A estas alturas, todavía estarán los teóricos debatiéndose entre las múltiples condiciones y matices que adornaron el encierro de Partido de Resina. Aquellos que se resisten a aceptar la realidad; los que se remontan a corridas pasadas en las que afloraron virtudes estimables y esperanzadoras de recuperación; los que prefieren refugiarse en lo que pudo ser y no fue; los que apoyan su teoría en el gesto fugaz del toro que descuelga una vez de cien y te dicen que eso significa que Partido de Resina ha revivido y está lista para volver al circuito de las ferias de relumbrón.

Entre litros y litros de whisky, anoche se producirían sesudas tertulias para vestir un santo cuya procesión ha terminado con la peana volcada y los fieles que la portaban borrachos como cubas, que es, dicen, la forma más práctica de festejar al patrón y de olvidar las penas.

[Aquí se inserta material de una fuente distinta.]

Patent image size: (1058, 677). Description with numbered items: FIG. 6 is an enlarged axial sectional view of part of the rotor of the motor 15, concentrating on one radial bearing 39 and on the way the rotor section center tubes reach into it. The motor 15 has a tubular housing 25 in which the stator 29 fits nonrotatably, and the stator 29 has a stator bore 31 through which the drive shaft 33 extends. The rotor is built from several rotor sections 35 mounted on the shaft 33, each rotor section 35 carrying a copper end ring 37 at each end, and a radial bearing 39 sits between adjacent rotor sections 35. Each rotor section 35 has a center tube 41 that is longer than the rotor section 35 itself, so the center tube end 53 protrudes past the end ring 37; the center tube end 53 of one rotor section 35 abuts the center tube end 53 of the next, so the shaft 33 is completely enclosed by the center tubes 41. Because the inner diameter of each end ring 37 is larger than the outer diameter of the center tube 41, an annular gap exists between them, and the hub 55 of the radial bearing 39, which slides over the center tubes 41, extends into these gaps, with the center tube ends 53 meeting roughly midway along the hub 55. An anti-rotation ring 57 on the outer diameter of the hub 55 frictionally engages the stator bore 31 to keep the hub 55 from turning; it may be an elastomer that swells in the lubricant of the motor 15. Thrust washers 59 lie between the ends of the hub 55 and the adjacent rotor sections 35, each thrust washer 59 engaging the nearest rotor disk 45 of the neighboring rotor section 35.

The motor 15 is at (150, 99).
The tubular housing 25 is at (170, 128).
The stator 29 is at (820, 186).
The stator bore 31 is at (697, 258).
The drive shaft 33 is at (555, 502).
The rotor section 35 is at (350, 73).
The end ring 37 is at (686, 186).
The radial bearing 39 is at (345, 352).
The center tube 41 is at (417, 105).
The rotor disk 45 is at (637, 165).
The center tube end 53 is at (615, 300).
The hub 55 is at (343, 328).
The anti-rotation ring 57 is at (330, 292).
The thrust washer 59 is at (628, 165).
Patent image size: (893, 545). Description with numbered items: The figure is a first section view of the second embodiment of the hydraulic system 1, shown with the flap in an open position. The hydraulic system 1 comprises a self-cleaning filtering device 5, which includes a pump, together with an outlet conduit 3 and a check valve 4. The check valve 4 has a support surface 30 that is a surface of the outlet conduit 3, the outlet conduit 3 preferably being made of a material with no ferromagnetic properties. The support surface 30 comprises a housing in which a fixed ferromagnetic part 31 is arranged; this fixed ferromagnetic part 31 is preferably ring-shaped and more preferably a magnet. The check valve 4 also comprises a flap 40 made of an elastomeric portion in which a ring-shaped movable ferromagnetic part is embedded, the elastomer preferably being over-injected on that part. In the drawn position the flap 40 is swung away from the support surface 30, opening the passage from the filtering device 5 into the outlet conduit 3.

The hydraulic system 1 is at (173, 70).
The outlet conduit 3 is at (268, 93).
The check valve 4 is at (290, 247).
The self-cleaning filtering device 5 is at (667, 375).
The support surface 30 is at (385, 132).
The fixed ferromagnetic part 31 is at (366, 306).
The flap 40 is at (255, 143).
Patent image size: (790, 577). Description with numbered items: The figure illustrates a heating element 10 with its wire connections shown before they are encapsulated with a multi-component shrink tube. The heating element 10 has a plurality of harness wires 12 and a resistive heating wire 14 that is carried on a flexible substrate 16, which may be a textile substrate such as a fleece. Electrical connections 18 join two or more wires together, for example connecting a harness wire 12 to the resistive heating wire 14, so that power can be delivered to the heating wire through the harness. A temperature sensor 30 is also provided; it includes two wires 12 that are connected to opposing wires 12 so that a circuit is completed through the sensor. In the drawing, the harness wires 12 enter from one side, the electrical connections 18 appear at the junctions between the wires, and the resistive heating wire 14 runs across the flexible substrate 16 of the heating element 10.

Por lo que se vió ayer, la corrida, dispar dentro de su descomunal apariencia solo tuvo edad y malas ideas. Toros a la defensiva en la mayoría de las ocasiones, con escaso recorrido, buscando los tobillos o pasando por encima del palillo de la muleta con tal de no humillar.

Un señor toro

Cierto que cuando apareció el primer toro, con esa estampa desafiante, de exposición, se desató el optimismo. ¡Coño, esto va funcionar! se felicitaban los desvalidos abonados y los ocasionales espectadores. Porque el toro, dentro de su gran volumen tenía hechuras armónicas y dos velas para colgar cien pares de gabardinas. La pera.

Mas ¿a quién tenía delante? A Padilla, qué le vamos a hacer. El jerezano, mermadísimo de facultades (a la salida del tercer par de banderillas tuvo que tirarse de cabeza al callejón porque, en la huída, sus piernas no daban de sí) estuvo solo correcto a pesar de que el toro, blando aunque con buen son, no le planteó mayores complicaciones.

No se sabe quien enlotaría y cómo, pero en segundo lugar se tuvo que enfrentar a otro mostrenco de 624 kilos que salió de debajo del picador arrastrándose lastimosamente. El tercio de banderillas, que nadie solicitó, por cierto, fue corriente pero, al menos, no tan estrambótico y/o estrafalario como otras veces. Gracias.

Luego, el brindis a la cuadrilla duró más que la propia lidia. Más gracias.

A pesar de tener enfrente un toro con una alzada como la de un caballo, que disecado podría haber ocupado en exclusiva una sala entera en Dinópolis y su otro, con dos leños de aúpa y con malísimas intenciones, el de Orduña dió la cara y se justificó.

Una estocada, una oreja

Alberto Álvarez tuvo mejor fortuna en el sorteo porque le cupo el toro más agradecido de todo el muestrario, el segundo. Un animal construido con más racionalidad. Menos aparatoso y con una nobleza tan bondadosa como escasas fuerzas. Las protestas del resignado público --que en su mayoría ya dan a Zaragoza por perdida-- no tuvieron eco en el palco. Y así, la cosa discurrió entre los muletazos templados y pulseados con ese gran tacto que acredita de siempre a Álvarez, de tal modo que el toro duró hasta más de lo previsto. La estocada a capón que puso fin a su labor, por efectiva y paisana, hizo aflorar la petición que, sin ser masiva, inclinó al presidente a conceder la oreja.

El quinto, un animal de preciosa estampa que fue dos veces al caballo con una discreta alegría y no tantos metros de distancia, fue picado por Juan Manuel Sangüesa en localización tan trasera que lo dejó baldado. Sin embargo, el público, influido por el comportamiento del toro, ovacionó en el lote también al caballista. Incomprensible.

Después de romperse el paseíllo, un grupo de catalanes pertenecientes a la Unión de taurinos y aficionados de Cataluña gritó bajo sus pancartas la consigna que les distingue: libertad.

A esa afición, secuestrada por la casta política de su región ya no le queda más que decir lo que aquel pirata espetó a Alejandro Magno cuando éste le capturó: "Muéstreme respeto. Me trata como a un pirata porque solo tengo un barco. Si tuviera una flota, me llamaría conquistador". Ayer, Barcelona fondeó en el Ebro.